Diagnostic and Treatment Services (cont.)

 
  • Concurrent care – hospital inpatient care by a physician other than the attending physician for a condition not related to your primary diagnosis, or because the medical complexity of your condition requires this additional medical care
     
  • Physical therapy by a physician other than the attending physician
     
  • Initial examination of a newborn needing definitive treatment when covered under a Self Plus One or Self and Family enrollment
     
  • Pharmacotherapy (medication management) (See Section 5(c) for our coverage of drugs you receive while in the hospital.)
     
  • Second surgical opinion
     
  • Nutritional counseling when billed by a covered provider


Standard Option - You Pay
Preferred: 15% of the Plan allowance (deductible applies)

Participating: 35% of the Plan allowance (deductible applies)

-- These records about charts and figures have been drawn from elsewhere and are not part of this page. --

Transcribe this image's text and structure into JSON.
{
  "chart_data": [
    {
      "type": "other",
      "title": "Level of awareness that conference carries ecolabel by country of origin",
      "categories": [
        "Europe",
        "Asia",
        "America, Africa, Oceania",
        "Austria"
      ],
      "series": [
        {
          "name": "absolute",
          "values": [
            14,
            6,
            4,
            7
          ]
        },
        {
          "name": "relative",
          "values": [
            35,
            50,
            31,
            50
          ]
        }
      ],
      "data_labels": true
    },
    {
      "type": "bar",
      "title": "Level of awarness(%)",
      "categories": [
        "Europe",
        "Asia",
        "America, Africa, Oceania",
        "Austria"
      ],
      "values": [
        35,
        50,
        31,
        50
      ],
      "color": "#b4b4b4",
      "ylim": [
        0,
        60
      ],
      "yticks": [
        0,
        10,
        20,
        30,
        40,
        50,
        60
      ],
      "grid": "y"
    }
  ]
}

Non-participating: 35% of the Plan allowance (deductible applies), plus any difference between our allowance and the billed amount

Basic Option - You Pay
Preferred: Nothing

Participating/Non-participating: You pay all charges
 
Benefit Description

Not covered:
 
  • Routine services except for those Preventive care services described later in this section
     
  • Costs associated with enabling or maintaining providers' telehealth (telemedicine) technologies, non-interactive telecommunication such as email communications, or asynchronous store-and-forward telehealth services
     
  • Private duty nursing
     
  • Standby physicians
     
  • Routine radiological and staff consultations required by facility rules and regulations
     
  • Inpatient physician care when your admission or portion of an admission is not covered (See Section 5(c).)

Note: If we determine that an inpatient admission is not covered, we will not provide benefits for inpatient room and board or inpatient physician care. However, we will provide benefits for covered services or supplies other than room and board and inpatient physician care at the level that we would have paid if they had been provided in some other setting.


Standard Option - You Pay
All charges

Basic Option - You Pay
All charges
 
Benefit Description

Lab, X-ray and Other Diagnostic Tests
Diagnostic tests limited to:

 
  • Laboratory tests (such as blood tests and urinalysis)
     
  • Pathology services
     
  • EKGs

Note: See Section 5(c) for services billed for by a facility, such as the outpatient department of a hospital.

Standard Option - You Pay
Preferred: 15% of the Plan allowance (deductible applies)

Participating: 35% of the Plan allowance (deductible applies)

Non-participating: 35% of the Plan allowance (deductible applies), plus any difference between our allowance and the billed amount

Basic Option - You Pay
Preferred: 15% of the Plan allowance

Note: You pay 30% of the Plan allowance for agents, drugs, and/or supplies administered or obtained in connection with your care.